In the small town of Red Lodge, Montana, there was a group of such individuals who called themselves the Silver Run Ski Club. After years of exploring and scouting the surrounding mountains, the club came upon a location just a few miles down from modern-day Red Lodge Mountain, suitable to their desire of a ski run that didn’t require hiking all day. Two tow ropes and 500 feet of vertical gain allowed these adventure lovers to ski as often as they wanted while snow was on the ground.
As time went on, these pioneers were no longer content with only two rope tows. They set their sights on the Willow Creek drainage and Grizzly Peak for a gutsy expansion project. By 1960, Grizzly Peak opened as Montana’s newest ski area, complete with a single chair lift and three runs. It quickly became the buzz of small ski communities out West.
Red Lodge was no longer just a small mining town, it was a ski destination. Skiing was more accessible to the general public, not just the pioneers of the sport; and tourist ski traffic continued to increase through the 60s. By the middle of the decade, Grizzly Peak created Montana’s first fully-certified team of ski instructors. The ski area continued to grow and gain more notoriety, leading the founding members to rename it Red Lodge Mountain, a name that has stayed to this day.
Red Lodge Mountain has continued to grow and modernize over the decades since, installing a new, state of the art snowmaking system in 1996, Montana’s largest at the time. New runs were created, new lifts were installed, and yet throughout the growth and modernization there has been one common thread in the history of Red Lodge Mountain… It has an authentic, free-spirited identity that defined its founders and local residents.
Skiing grew into a mainstream sport adopted by many visitors, from the most serious athlete to the “lodge lounger.” Many mountains became behemoths, attracting massive crowds and raising their daily lift ticket price to absurd rates. Gone were the days of short lines, friendly local faces, and the ability to afford the sport. Elitism and conformity have replaced the intrepid pioneer spirit across most of the industry. Mega resorts and their big business-holding companies have consolidated ski areas and changed the face of skiing into something only the privileged can afford.
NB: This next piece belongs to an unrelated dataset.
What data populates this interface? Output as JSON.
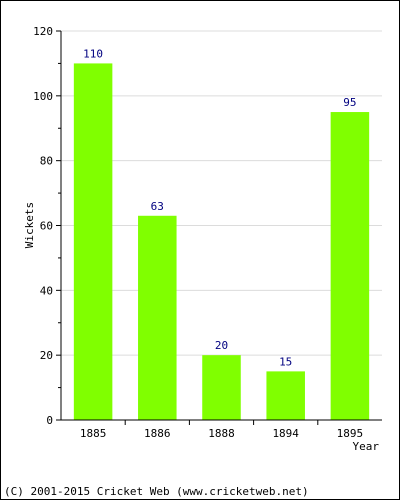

Throughout its evolution and growth, Red Lodge Mountain has not fallen into this present-day phenomenon and has maintained the essence of its founding spirit — a laid-back, fun-loving resort where you can enjoy your favorite snow sport. You won’t find the fastest chairs in the country, the tallest peaks, nor the grandest of base lodges, but you will find a mountain with excellent terrain and affordable prices. In evaluating options of where to spend your hard-earned money each season, we must look past the glitz and glamour of the marketing campaigns to what the resort really represents.
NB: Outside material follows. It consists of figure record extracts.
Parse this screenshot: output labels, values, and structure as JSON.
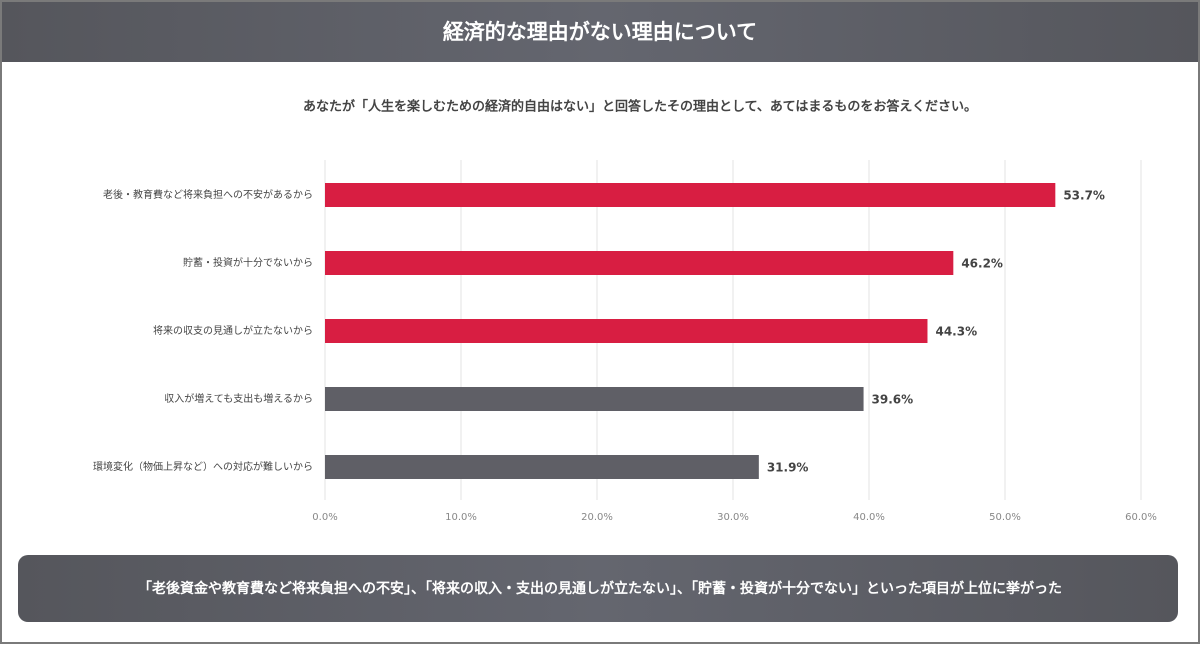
{
  "chart_data": {
    "type": "hbar",
    "title": "経済的な理由がない理由について",
    "subtitle": "あなたが「人生を楽しむための経済的自由はない」と回答したその理由として、あてはまるものをお答えください。",
    "categories": [
      "老後・教育費など将来負担への不安があるから",
      "貯蓄・投資が十分でないから",
      "将来の収支の見通しが立たないから",
      "収入が増えても支出も増えるから",
      "環境変化（物価上昇など）への対応が難しいから"
    ],
    "values": [
      53.7,
      46.2,
      44.3,
      39.6,
      31.9
    ],
    "value_labels": [
      "53.7%",
      "46.2%",
      "44.3%",
      "39.6%",
      "31.9%"
    ],
    "colors": [
      "#d81e42",
      "#d81e42",
      "#d81e42",
      "#5f5f66",
      "#5f5f66"
    ],
    "xlim": [
      0,
      60
    ],
    "xticks": [
      {
        "value": 0,
        "label": "0.0%"
      },
      {
        "value": 10,
        "label": "10.0%"
      },
      {
        "value": 20,
        "label": "20.0%"
      },
      {
        "value": 30,
        "label": "30.0%"
      },
      {
        "value": 40,
        "label": "40.0%"
      },
      {
        "value": 50,
        "label": "50.0%"
      },
      {
        "value": 60,
        "label": "60.0%"
      }
    ],
    "grid": true,
    "annotation": "「老後資金や教育費など将来負担への不安」、「将来の収入・支出の見通しが立たない」、「貯蓄・投資が十分でない」といった項目が上位に挙がった"
  }
}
This year, to compete in an increasingly difficult industry without having to sell its authentic identity as an independent mountain, Red Lodge Mountain has teamed up with other “small” local ski areas across the West to join the Indy Pass, and offer its proprietors a way to enjoy the sport they love… without having to take out a second mortgage on the house to pay for a season pass/winter holiday.
Indy Pass will allow Red Lodge Mountain to offer competitive rates without losing the authentic core of what created and sustained the ski-area since the Silver Run Ski Club first cleared the area more than four decades ago.